The authors pointed out that "if physical activity were to protect against cognitive deterioration in the elderly, it would be of great public health importance because physical activity is relatively inexpensive, has few negative consequences, and is accessible to most elders." And they said that increasing physical activity "could have a dramatic impact on quality of life and healthcare expenditures at a societal level owing to the large number of elders that could potentially benefit." The authors suggest that "there would be great benefit in conducting a large clinical trial to determine if physical activity, possibly in combination with intellectual activity, can prevent cognitive decline."
"We found surprising consistency across the studies," said committee member Marilyn Albert, PhD, Director of the Division of Cognitive Neuroscience in the Department of Neurology at Johns Hopkins University School of Medicine and Immediate Past Chair of the Alzheimer's Association Medical & Scientific Advisory Council. "In particular, we found that well known risk factors for heart disease also are risk factors for cognitive decline, and that physical activity may reduce risk for cognitive decline and dementia in older adults."
The committee also found that:
- Protective factors most consistently reported for cognitive health include higher education level, higher socio-economic status, emotional support, better initial performance on cognitive tests, better lung capacity, more physical exercise, moderate alcohol use, and use of vitamin supplements.
- Psychosocial factors, such as social disengagement and depressed mood, are associated with both poorer cognitive and emotional health in late life.
- Increased mental activity throughout life, such as learning new things, may also benefit brain health.
- Genetic influences on cognitive and emotional health with aging are poorly understood at present.

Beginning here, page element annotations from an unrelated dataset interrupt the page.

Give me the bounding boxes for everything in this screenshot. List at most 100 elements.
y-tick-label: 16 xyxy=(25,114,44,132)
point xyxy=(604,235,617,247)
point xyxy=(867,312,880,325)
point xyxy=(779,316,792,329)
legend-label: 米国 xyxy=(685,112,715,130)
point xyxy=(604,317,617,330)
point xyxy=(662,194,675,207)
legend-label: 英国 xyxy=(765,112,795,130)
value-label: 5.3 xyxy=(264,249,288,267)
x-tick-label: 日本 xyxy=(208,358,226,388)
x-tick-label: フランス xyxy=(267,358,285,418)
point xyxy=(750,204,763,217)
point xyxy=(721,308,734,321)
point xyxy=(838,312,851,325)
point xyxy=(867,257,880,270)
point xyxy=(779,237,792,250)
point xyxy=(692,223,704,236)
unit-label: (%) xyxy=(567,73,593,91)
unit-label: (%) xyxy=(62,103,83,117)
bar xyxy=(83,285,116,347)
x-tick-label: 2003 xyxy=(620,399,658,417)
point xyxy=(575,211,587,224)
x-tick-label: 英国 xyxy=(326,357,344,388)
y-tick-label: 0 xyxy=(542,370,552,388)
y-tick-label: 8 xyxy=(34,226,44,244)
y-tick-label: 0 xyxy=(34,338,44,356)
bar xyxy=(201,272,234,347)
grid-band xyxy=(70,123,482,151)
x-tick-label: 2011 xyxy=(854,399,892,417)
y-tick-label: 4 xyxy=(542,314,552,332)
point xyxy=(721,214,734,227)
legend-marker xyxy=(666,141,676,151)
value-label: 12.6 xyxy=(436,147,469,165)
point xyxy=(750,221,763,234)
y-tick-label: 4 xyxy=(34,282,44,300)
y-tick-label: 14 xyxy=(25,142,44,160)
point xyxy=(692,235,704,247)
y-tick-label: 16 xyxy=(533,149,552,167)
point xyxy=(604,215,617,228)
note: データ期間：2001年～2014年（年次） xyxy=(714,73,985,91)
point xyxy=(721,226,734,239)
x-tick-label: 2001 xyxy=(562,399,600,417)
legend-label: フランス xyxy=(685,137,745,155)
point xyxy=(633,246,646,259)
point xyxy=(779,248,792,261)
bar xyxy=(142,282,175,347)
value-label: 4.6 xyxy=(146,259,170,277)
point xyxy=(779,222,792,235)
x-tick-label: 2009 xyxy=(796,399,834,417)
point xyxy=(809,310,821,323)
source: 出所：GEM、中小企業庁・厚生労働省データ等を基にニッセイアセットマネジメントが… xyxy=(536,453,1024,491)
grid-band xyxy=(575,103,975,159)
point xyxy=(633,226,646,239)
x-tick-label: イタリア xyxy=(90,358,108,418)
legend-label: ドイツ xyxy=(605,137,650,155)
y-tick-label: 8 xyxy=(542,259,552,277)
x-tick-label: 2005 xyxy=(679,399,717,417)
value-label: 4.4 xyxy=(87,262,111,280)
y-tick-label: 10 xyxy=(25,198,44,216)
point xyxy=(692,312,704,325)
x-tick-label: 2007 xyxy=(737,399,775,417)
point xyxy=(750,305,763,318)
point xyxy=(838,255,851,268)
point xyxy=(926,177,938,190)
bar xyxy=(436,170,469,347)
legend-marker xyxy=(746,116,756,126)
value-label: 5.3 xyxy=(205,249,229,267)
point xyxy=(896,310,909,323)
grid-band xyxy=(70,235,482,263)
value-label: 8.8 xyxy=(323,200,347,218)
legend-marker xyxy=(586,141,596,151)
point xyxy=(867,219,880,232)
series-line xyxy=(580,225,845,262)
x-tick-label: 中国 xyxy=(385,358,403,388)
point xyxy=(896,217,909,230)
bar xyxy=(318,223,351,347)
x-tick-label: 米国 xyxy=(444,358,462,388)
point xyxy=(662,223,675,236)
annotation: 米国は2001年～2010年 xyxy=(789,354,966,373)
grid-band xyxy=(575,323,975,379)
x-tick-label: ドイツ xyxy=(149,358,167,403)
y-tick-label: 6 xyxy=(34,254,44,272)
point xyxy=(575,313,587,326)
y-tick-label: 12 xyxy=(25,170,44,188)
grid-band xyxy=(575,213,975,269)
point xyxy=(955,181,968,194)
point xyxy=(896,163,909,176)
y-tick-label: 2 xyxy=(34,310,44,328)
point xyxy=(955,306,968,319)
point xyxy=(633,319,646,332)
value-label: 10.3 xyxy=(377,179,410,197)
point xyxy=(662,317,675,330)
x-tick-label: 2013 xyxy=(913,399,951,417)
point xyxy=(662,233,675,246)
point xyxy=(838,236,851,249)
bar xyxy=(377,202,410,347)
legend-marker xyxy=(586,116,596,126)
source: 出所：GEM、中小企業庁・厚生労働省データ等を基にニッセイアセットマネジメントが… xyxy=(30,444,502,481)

The article calls on the research community to study brain health maintenance with as much vigor as is now brought to the quest to understand brain disease. While acknowledging that prevention trials, especially in older populations, present enormous logistic and design issues, the authors recommend that "cognitive [and emotional] outcomes could, in a very cost effective way, be added to ongoing trials designed to reduce CV risk factors and disease."
The committee proposed that there would be great value now in conducting intensive study of each of the potential risk factors identified in the survey.
The article is the report of a committee to the NIH's Cognitive and Emotional Health Project (CEHP). The CEHP's goal is to assess the state of research looking at what may determine or influence cognitive and emotional health in older people, and the ways in which cognitive and emotional health may influence each other. Cognitive abilities include learning and memory, abstract thought, language, and the ability to focus and perform simple tasks. Emotional health includes a person's sense of competence or ability to control and use emotions constructively, and the ability to cope with stress.
Three institutes of the NIH - the National Institute on Aging (NIA), National Institute of Mental Health (NIMH) and National Institute of Neurological Disorders and Stroke (NINDS) - have joined efforts to conduct the initiative.
"Our charge was to analyze the existing scientific literature about factors involved in maintaining cognitive and emotional health in adults as they age," Hendrie said. "We chose to review 36 very large, ongoing epidemiological studies in North America and Europe."